A cura di Francesca Moriero
17:21

Usa all'Onu: "Non occupiamo il Venezuela, abbiamo arrestato un narcotrafficante"

Gli Stati Uniti respingono le accuse di occupazione militare del Venezuela e difendono l'operazione che ha portato alla cattura di Nicolás Maduro. Parlando al Consiglio di Sicurezza delle Nazioni Unite, l'ambasciatore americano Mike Waltz ha affermato che si è trattato di "un'operazione di polizia" e non di un'azione militare: "Non stiamo occupando il Venezuela", ha dichiarato Waltz. "In ottemperanza a incriminazioni legittime in vigore da decenni, gli Stati Uniti hanno arrestato un narcotrafficante che ora sarà processato negli Usa, nel rispetto dello stato di diritto, per i crimini commessi contro il nostro popolo negli ultimi quindici anni". L'ambasciatore ha aggiunto che Maduro "è stato incriminato da una giuria" e deve affrontare "accuse penali molto gravi". Secondo Waltz, le prove dei presunti crimini saranno presentate apertamente nel corso del procedimento giudiziario negli Stati Uniti.

A cura di Francesca Moriero
17:15

Venezuela, Sachs al Consiglio di sicurezza Onu: "Usa ritirino le forze e cessino le minacce"

L’economista statunitense Jeffrey Sachs ha chiesto al Consiglio di sicurezza dell'Onu che gli Stati Uniti cessino immediatamente ogni minaccia o uso della forza contro il Venezuela e ritirino le proprie forze militari dal Paese. Sachs ha ricordato che in passato gli Usa hanno condotto "operazioni di cambio di regime senza l’autorizzazione del Consiglio di sicurezza", citando Iraq, Libia, Siria, Ucraina e Honduras e ha sottolineato che i membri del Consiglio non sono chiamati a giudicare Maduro, ma a "difendere il diritto internazionale". Concludendo il suo intervento, Sachs ha affermato che "la pace e la sopravvivenza dell'umanità dipendono dal fatto che lo Statuto delle Nazioni Unite rimanga uno strumento vivo del diritto internazionale".

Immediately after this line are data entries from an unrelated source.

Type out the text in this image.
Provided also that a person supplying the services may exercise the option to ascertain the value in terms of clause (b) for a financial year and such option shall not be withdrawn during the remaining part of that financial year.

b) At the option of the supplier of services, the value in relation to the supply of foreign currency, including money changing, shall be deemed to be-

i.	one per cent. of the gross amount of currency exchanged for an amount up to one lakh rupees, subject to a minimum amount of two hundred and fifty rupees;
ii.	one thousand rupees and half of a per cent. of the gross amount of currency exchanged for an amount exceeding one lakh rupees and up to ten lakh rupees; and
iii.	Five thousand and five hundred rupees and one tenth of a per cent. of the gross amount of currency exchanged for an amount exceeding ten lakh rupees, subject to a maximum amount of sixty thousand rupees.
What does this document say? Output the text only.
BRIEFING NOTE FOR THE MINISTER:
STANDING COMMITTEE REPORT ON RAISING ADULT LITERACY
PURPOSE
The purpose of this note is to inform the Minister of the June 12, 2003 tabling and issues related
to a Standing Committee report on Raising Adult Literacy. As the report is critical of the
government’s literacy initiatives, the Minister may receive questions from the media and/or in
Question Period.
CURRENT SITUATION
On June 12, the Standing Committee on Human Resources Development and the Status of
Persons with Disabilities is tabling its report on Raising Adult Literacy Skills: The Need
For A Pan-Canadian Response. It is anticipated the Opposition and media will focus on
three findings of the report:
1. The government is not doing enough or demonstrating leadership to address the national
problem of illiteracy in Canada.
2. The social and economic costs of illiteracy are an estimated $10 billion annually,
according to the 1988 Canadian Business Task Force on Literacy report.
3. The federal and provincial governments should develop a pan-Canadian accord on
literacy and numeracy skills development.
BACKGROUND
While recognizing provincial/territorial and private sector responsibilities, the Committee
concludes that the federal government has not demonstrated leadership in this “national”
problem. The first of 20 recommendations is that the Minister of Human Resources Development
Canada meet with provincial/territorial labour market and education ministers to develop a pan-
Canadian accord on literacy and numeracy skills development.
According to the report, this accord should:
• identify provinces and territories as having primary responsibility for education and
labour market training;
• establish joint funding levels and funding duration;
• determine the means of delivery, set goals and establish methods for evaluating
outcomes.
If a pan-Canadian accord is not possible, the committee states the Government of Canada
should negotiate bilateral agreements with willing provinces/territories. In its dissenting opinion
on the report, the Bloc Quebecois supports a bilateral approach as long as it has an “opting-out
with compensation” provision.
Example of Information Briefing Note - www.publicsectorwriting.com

A cura di Francesca Moriero
17:08

Venezuela, 16 petroliere sanzionate dagli Usa cercano di aggirare il blocco navale

Almeno 16 petroliere sanzionate dagli Stati Uniti stanno cercando di eludere il blocco navale statunitense sulle esportazioni energetiche del Venezuela. Secondo un'inchiesta del New York Times, le navi hanno lasciato i porti venezuelani subito dopo la cattura del presidente Maduro; quattro di queste imbarcazioni sono state tracciate via satellite mentre navigavano verso est, a circa 30 miglia dalla costa, utilizzando nomi falsi e dichiarando posizioni errate, una pratica nota come "spoofing". Secondo fonti del settore petrolifero venezuelano, queste navi hanno lasciato il porto senza autorizzazione del governo ad interim.

Le altre 12 petroliere non stanno trasmettendo alcun segnale e non risultano localizzabili nelle immagini satellitari più recenti, rendendo difficile il monitoraggio del loro movimento.

A cura di Francesca Moriero
17:00

Venezuela, la Russia condanna l'azione militare degli Usa

Il rappresentante permanente della Russia all'Onu, Vasily Nebenzya, ha definito "cinico e ingiustificabile" l'intervento militare statunitense a Caracas, condannando fermamente quella che ha definito un' "aggressione armata in violazione di tutte le norme giuridiche internazionali". Nel suo intervento al Consiglio di sicurezza dell'Onu, Nebenzya ha chiesto l'immediato rilascio del presidente legittimo del Venezuela, Nicolás Maduro, e della moglie, sottolineando la necessità di rispettare il diritto internazionale e l'integrità dello Stato venezuelano.